Im Jahr 2019 wurden in Sachsen 226 rechtsmotivierte und rassistische Angriffe verübt. Damit sank die Zahl im Vergleich zum Vorjahr (317) um 29%. 276 Menschen waren von diesen Angriffen direkt betroffen. Im 10-Jahresverlauf hält sich die Anzahl rechtsmotivierter und rassistischer Angriffe in Sachsen unverändert auf einem anhaltend hohen Niveau von durchschnittlich 240 Angriffen im Jahr mit anlassbedingten Ausschlägen nach oben oder unten. So liegen die überdurchschnittlich hohen Angriffszahlen 2015 und 2016 im zugespitzten Diskurs und in den rassistischen Mobilisierungen gegen die Aufnahme Geflüchteter begründet, während der Anstieg 2018 vor allem in den rassistischen Ausschreitungen in Chemnitz in August und September seine Ursache hatte.

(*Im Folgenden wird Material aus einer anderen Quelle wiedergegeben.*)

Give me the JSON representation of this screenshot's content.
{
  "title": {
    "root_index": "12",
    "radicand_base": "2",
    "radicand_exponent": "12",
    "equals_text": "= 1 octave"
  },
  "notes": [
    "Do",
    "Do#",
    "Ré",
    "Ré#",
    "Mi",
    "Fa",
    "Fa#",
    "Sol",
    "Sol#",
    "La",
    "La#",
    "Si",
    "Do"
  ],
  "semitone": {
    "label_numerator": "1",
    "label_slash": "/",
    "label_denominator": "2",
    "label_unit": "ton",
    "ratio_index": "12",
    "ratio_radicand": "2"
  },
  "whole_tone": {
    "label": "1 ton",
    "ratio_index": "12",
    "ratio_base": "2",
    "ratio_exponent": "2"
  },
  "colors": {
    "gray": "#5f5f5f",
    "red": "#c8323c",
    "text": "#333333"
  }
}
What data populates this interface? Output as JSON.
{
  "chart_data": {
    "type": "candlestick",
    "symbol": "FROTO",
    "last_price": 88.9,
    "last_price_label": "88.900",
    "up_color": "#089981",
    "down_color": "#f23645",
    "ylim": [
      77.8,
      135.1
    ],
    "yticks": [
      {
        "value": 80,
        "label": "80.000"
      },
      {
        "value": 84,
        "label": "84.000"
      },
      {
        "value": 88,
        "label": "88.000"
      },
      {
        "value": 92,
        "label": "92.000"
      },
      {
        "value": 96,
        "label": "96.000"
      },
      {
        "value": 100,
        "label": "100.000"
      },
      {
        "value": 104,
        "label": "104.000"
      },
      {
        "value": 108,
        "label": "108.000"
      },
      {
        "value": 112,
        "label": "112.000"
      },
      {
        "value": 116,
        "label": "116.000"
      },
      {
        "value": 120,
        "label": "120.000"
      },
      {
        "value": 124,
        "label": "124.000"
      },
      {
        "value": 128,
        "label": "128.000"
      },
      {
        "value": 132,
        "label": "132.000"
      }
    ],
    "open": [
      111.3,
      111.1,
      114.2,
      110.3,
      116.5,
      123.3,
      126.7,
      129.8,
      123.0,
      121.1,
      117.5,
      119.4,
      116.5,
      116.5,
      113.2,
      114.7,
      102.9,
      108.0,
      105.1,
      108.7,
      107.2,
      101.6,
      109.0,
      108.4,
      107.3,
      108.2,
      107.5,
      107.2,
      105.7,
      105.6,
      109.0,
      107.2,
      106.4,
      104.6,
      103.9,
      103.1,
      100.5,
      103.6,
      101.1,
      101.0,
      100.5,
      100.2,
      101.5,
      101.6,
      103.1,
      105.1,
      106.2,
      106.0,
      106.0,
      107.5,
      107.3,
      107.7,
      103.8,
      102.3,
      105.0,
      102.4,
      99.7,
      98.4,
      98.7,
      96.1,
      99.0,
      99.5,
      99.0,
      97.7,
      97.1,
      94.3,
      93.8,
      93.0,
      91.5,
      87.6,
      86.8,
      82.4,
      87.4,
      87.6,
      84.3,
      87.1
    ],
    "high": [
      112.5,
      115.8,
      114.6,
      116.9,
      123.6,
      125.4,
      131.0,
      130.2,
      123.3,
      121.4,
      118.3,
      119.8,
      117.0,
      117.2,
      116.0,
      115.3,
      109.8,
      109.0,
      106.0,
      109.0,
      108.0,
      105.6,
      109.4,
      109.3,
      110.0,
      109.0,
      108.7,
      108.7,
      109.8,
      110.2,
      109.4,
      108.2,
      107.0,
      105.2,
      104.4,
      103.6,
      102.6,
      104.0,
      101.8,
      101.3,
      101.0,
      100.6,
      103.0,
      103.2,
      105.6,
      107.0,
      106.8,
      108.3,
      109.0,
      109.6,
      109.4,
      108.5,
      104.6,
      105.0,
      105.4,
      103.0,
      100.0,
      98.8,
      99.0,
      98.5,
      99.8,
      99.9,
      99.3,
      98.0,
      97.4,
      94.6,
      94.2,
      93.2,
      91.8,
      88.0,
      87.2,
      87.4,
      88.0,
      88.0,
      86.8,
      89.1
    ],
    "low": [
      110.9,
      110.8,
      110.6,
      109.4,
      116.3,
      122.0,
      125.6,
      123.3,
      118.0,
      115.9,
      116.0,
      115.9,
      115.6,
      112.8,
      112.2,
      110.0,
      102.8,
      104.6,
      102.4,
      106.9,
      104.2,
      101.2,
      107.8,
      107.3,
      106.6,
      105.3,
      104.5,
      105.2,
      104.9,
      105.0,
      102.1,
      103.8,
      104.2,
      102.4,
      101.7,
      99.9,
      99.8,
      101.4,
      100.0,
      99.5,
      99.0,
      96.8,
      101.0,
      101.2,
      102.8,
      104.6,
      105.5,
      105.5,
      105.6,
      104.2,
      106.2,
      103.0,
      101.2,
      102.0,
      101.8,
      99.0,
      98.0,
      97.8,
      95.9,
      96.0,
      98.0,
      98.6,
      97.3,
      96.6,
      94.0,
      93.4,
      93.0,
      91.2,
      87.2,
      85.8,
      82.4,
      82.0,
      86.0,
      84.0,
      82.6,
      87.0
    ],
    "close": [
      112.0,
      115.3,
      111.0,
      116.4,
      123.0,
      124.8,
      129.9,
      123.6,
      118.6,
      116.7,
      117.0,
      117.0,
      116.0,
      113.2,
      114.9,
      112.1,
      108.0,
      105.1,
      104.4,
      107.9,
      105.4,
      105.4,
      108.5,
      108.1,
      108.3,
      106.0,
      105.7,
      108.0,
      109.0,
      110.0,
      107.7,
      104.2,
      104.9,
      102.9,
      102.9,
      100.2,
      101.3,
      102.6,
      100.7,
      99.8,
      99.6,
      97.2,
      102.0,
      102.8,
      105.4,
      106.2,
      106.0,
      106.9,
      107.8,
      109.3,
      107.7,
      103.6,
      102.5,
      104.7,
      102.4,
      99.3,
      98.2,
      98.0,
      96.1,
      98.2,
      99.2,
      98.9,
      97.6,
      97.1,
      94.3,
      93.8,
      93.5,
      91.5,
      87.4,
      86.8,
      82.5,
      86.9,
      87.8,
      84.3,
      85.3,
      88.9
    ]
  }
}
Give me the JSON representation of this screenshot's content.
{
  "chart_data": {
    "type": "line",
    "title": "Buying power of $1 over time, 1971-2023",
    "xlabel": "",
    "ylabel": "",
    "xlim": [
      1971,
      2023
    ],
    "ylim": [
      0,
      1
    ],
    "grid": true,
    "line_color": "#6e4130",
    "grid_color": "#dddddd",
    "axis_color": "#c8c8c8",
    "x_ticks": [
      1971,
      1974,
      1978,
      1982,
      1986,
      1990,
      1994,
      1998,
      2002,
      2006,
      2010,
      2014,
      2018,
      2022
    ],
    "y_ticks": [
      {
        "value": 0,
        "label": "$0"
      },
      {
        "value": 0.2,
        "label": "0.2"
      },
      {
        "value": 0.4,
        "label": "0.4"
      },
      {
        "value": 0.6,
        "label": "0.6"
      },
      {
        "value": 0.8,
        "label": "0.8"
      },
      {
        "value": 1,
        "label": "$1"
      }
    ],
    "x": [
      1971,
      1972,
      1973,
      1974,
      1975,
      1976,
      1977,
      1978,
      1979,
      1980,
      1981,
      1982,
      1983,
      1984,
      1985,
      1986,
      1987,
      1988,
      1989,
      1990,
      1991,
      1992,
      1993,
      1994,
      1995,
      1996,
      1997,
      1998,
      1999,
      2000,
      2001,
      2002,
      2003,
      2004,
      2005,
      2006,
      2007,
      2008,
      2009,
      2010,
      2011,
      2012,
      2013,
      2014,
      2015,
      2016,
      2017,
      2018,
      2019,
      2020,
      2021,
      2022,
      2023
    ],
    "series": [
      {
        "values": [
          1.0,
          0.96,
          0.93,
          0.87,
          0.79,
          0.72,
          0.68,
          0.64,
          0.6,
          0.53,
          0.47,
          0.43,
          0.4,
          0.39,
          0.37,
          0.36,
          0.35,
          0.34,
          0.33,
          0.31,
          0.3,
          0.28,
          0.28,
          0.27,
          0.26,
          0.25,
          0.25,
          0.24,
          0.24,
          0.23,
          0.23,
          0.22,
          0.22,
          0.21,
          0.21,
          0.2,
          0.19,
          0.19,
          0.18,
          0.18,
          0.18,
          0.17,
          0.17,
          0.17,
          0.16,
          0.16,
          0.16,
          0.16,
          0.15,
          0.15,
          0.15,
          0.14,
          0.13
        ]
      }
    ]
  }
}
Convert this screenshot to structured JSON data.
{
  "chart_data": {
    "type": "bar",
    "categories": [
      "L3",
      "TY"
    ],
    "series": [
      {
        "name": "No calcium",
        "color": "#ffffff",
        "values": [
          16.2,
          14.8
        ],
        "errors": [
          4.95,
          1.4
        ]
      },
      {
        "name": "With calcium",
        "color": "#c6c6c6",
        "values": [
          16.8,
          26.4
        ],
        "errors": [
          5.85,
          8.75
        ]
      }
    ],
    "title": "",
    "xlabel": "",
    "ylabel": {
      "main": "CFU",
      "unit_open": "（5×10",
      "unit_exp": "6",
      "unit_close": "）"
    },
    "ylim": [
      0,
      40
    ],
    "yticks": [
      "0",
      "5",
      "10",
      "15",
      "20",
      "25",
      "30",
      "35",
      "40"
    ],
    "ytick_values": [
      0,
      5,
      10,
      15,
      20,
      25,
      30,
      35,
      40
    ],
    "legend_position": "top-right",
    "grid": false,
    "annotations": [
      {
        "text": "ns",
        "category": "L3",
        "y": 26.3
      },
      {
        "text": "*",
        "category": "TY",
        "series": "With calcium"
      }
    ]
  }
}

Für das Jahr 2019 lassen sich rückblickend keine spezifischen Schwerpunkte, weder regional, noch thematisch ausmachen. Stattdessen zeigt sich ein unveränderter gesellschaftlicher Zustand in Sachsen (und darüber hinaus), der sich durch einen nach rechts verschobenen Diskurs, in Teilen offen artikulierten Rassismus und nicht zuletzt durch eine gewachsene Einflussnahme durch die AfD in Kommunalparlamenten und Landtag geprägt ist. Zudem wurden 2019 zwei rechtsterroristischen Anschläge verübt: der Mord an Walter Lübcke in Kassel und der Anschlag auf eine Synagoge und ein Dönerlokal in Halle. Auch traten wiederholt rechtsterroristische Netzwerke, in Erscheinung, die sich mit sogenannten Feindeslisten, Waffen, Munition, Leichensäcken und Ätzkalk offenbar auf einen Tag X vorbereiteten.

In diesem gesellschaftlichen Klima sind Betroffene mit Anfeindungen, und Alltagsrassismus konfrontiert, die in ihren Wirkungen auf Betroffene, Community und Gesellschaft kaum weniger folgenreich sind, als physische Gewalttaten, die in die vorliegende Statistik rechtsmotivierter und rassistischer Gewalt einfließen.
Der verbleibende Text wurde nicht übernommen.